The tongue grows as a fleshy protuberance from the floor of the stomodaeum; antero-lateral segments on either side from the conjoined second and third branchial arches unite with a central posterior growth from the tuberculum impar in an inverted Y-shaped manner. At the point of junction of the segments is a depression from which the thyroid gland develops, indicated in later life by the foramen caecum.

The palate bone develops from a single centre appearing about the eighth week at the junction of the horizontal and perpendicular portions. The superior maxilla is supposed to arise from four separate foci of ossification, viz. for the alveolar arch, for the palate, for the orbito-malar portion, and for the naso-facial segment. All these are united together by the third month.
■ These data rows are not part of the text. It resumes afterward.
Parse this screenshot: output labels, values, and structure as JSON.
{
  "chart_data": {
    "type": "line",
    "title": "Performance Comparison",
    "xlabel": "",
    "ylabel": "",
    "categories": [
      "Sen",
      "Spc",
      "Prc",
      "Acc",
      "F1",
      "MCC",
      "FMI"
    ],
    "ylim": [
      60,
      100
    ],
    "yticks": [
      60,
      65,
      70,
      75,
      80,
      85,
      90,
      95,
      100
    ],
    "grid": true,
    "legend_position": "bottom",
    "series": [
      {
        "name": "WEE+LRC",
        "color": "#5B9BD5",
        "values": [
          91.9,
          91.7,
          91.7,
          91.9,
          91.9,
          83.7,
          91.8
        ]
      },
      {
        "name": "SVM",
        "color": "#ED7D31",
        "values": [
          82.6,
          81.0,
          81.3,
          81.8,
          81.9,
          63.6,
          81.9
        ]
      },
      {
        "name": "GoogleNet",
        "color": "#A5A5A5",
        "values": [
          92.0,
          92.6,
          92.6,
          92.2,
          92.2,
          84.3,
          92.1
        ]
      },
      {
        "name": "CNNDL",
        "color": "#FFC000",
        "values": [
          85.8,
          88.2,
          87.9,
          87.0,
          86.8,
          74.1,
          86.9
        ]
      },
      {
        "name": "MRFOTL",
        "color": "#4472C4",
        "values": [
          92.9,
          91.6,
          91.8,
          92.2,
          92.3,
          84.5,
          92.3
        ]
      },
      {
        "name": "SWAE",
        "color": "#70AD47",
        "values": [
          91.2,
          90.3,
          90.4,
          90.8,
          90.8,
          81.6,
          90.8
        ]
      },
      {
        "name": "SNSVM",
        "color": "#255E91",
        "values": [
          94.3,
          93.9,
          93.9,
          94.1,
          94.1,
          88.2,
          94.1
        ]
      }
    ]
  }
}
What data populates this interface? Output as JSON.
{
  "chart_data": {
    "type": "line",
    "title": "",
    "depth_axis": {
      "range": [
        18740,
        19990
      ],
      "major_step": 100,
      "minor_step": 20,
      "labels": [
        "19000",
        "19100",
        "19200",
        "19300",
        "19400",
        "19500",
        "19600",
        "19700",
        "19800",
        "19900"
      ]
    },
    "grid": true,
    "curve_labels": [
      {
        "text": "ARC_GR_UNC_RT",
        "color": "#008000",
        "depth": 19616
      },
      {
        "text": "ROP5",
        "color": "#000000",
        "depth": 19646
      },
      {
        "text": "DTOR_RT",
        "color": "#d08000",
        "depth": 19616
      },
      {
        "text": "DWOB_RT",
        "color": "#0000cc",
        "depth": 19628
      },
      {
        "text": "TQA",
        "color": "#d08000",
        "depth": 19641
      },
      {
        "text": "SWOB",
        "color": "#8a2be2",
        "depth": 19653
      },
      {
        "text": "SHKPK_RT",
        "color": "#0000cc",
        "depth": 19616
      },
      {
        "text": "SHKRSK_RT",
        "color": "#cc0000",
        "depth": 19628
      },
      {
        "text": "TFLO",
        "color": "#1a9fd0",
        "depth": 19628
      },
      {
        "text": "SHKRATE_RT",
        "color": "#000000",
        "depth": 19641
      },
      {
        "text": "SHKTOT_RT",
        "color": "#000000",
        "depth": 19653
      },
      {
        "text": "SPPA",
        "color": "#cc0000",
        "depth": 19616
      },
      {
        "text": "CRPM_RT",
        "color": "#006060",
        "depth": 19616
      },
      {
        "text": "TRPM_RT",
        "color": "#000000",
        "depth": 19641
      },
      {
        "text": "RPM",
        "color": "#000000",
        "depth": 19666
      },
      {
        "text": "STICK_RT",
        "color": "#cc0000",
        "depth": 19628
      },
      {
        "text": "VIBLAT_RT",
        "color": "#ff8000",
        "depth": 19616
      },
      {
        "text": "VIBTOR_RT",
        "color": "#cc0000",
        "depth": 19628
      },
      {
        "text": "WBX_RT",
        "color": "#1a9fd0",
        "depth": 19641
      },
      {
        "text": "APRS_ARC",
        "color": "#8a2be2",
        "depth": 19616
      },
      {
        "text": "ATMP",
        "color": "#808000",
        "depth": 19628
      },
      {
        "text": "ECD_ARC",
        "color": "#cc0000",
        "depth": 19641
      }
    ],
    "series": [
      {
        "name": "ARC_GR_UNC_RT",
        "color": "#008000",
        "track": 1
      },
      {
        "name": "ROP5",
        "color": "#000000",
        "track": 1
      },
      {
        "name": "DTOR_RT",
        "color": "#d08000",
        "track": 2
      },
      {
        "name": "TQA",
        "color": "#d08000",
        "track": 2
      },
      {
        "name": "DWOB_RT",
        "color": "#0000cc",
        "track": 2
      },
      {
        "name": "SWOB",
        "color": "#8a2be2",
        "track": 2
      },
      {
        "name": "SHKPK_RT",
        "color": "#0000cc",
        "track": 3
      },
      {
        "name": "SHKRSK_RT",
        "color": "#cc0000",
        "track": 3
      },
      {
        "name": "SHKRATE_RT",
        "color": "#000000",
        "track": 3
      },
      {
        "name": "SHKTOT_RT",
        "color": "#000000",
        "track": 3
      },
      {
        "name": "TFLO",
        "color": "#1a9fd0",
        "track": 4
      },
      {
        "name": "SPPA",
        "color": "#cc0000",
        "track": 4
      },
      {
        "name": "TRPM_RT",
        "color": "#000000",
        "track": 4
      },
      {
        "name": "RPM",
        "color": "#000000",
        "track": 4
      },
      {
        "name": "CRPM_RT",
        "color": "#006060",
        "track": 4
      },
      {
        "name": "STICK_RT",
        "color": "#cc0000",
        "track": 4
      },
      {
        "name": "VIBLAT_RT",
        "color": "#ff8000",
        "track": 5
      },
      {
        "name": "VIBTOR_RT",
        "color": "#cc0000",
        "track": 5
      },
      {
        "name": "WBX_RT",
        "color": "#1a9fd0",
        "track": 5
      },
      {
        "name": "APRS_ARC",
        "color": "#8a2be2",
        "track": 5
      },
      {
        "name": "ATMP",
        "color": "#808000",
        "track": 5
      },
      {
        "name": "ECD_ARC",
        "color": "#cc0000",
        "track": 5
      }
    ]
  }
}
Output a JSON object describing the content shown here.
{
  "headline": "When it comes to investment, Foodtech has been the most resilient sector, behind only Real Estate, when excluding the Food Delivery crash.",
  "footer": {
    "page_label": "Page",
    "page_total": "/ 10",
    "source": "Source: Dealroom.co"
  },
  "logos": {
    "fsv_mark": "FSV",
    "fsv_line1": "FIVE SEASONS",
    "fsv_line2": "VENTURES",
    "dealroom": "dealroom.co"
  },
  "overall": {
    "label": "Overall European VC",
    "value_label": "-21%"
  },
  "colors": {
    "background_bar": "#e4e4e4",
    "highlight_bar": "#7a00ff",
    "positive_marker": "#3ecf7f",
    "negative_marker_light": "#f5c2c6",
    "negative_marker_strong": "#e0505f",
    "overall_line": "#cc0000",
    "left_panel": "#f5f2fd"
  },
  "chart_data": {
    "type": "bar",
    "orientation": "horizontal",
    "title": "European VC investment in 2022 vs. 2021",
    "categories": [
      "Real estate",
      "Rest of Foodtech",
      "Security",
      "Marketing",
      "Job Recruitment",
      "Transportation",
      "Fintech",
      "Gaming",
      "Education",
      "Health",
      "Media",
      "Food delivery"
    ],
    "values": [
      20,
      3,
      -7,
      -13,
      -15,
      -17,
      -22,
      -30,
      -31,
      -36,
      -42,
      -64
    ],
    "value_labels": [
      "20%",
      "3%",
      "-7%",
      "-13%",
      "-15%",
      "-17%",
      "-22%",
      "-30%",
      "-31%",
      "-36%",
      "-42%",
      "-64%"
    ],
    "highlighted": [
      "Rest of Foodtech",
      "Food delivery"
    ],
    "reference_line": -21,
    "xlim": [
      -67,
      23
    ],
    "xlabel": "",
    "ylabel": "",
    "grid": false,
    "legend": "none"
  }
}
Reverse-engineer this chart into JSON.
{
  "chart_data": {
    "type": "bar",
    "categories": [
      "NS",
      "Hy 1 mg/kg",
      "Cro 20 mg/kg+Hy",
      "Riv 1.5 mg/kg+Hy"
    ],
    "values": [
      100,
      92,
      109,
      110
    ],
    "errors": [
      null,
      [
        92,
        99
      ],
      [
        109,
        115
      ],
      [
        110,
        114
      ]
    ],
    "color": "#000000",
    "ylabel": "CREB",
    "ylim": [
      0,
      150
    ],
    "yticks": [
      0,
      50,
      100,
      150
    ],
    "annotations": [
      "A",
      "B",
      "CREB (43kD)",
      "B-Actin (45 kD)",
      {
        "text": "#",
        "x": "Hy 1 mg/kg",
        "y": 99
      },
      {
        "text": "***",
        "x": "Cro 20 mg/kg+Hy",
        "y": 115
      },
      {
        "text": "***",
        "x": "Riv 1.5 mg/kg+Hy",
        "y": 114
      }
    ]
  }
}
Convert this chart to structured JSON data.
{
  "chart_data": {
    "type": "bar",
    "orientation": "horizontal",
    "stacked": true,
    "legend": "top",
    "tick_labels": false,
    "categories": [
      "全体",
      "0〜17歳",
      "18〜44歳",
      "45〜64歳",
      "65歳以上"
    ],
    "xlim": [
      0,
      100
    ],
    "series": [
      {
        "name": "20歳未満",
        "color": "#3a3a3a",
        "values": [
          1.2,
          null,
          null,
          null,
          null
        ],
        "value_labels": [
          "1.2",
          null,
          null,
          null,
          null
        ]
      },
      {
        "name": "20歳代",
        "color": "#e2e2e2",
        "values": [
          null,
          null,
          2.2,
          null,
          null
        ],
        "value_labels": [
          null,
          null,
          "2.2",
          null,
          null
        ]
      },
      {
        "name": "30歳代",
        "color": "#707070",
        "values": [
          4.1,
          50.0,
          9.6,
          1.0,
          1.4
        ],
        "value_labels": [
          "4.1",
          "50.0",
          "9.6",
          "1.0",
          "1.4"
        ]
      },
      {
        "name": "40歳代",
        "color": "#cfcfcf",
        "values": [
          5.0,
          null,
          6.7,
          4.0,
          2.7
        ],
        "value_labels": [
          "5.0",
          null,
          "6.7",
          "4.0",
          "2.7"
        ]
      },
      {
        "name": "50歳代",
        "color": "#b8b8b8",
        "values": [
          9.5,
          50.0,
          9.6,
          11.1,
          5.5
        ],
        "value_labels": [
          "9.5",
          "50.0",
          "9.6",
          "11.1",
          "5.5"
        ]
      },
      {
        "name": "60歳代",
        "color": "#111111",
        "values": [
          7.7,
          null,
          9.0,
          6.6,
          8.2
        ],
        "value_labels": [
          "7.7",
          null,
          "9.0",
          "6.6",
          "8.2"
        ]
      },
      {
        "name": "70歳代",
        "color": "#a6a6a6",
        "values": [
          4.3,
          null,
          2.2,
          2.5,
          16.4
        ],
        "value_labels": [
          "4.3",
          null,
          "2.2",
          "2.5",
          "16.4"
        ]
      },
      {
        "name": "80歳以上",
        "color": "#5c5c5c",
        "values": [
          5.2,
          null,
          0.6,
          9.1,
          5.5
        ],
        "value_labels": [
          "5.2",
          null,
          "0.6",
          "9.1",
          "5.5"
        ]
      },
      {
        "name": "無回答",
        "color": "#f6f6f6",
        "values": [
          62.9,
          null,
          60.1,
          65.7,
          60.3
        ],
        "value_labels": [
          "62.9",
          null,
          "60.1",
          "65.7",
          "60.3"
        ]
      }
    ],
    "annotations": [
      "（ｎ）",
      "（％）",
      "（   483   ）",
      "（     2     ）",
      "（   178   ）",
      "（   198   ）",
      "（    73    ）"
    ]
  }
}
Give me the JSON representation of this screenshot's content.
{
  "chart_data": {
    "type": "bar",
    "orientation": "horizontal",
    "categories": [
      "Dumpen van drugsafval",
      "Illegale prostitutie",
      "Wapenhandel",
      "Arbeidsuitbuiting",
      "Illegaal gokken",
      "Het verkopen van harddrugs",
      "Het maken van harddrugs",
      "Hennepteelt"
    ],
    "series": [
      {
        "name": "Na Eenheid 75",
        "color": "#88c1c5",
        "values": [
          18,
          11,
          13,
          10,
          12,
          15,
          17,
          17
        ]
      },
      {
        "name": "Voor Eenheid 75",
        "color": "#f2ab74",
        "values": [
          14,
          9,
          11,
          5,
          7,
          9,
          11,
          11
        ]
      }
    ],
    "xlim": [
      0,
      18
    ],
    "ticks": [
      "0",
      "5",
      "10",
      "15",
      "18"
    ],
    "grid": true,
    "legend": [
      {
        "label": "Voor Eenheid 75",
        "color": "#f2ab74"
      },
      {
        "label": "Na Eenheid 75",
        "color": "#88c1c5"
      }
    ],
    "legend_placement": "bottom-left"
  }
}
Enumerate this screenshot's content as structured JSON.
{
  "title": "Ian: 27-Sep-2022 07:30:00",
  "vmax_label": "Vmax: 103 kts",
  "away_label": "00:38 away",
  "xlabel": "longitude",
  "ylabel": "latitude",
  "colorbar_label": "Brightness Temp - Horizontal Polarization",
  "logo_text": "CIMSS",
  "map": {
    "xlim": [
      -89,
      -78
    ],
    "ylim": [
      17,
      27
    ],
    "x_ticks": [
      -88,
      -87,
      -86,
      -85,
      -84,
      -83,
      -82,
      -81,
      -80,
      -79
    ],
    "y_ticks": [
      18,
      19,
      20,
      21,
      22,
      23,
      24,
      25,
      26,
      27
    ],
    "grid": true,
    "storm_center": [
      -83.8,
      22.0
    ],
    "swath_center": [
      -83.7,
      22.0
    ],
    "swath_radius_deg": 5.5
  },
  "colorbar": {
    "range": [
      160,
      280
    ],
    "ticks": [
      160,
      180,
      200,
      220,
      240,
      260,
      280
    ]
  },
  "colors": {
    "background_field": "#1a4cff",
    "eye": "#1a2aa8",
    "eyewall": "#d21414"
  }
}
The question as to the ossification of the intermaxilla has been purposely omitted hitherto, that the subject and its morphological relationship to congenital deformities might be more fully discussed.

Much controversy has been lighted up by this pronouncement, but here only a few of the points of interest and importance will be discussed.

The development of the intermaxilla from two centres on each side may be accepted as a proven fact. It was first maintained by the late Mr. Callender, who stated that these bones have a lateral wedge-shaped sutural surface, fitting into a groove in either superior maxilla, and that the alveolar processes of the latter extend forwards, forming the anterior walls of the sockets of the central incisors, and so fix the bones in position. A confirmation of the idea that the anterior alveolar walls of the incisor teeth are formed in this way was sought in the well-established fact that these particular parts are very imperfectly developed in those cases of alveolar harelip in which the os incisivum is isolated from the superior maxillae; but such is probably due to the abnormal condition and position in which the bone is developed, rather than to the loss of the maxillary "clip." And certainly the most recent researches tend to prove that the maxillae have no share in the formation of the alveoli of the incisor teeth.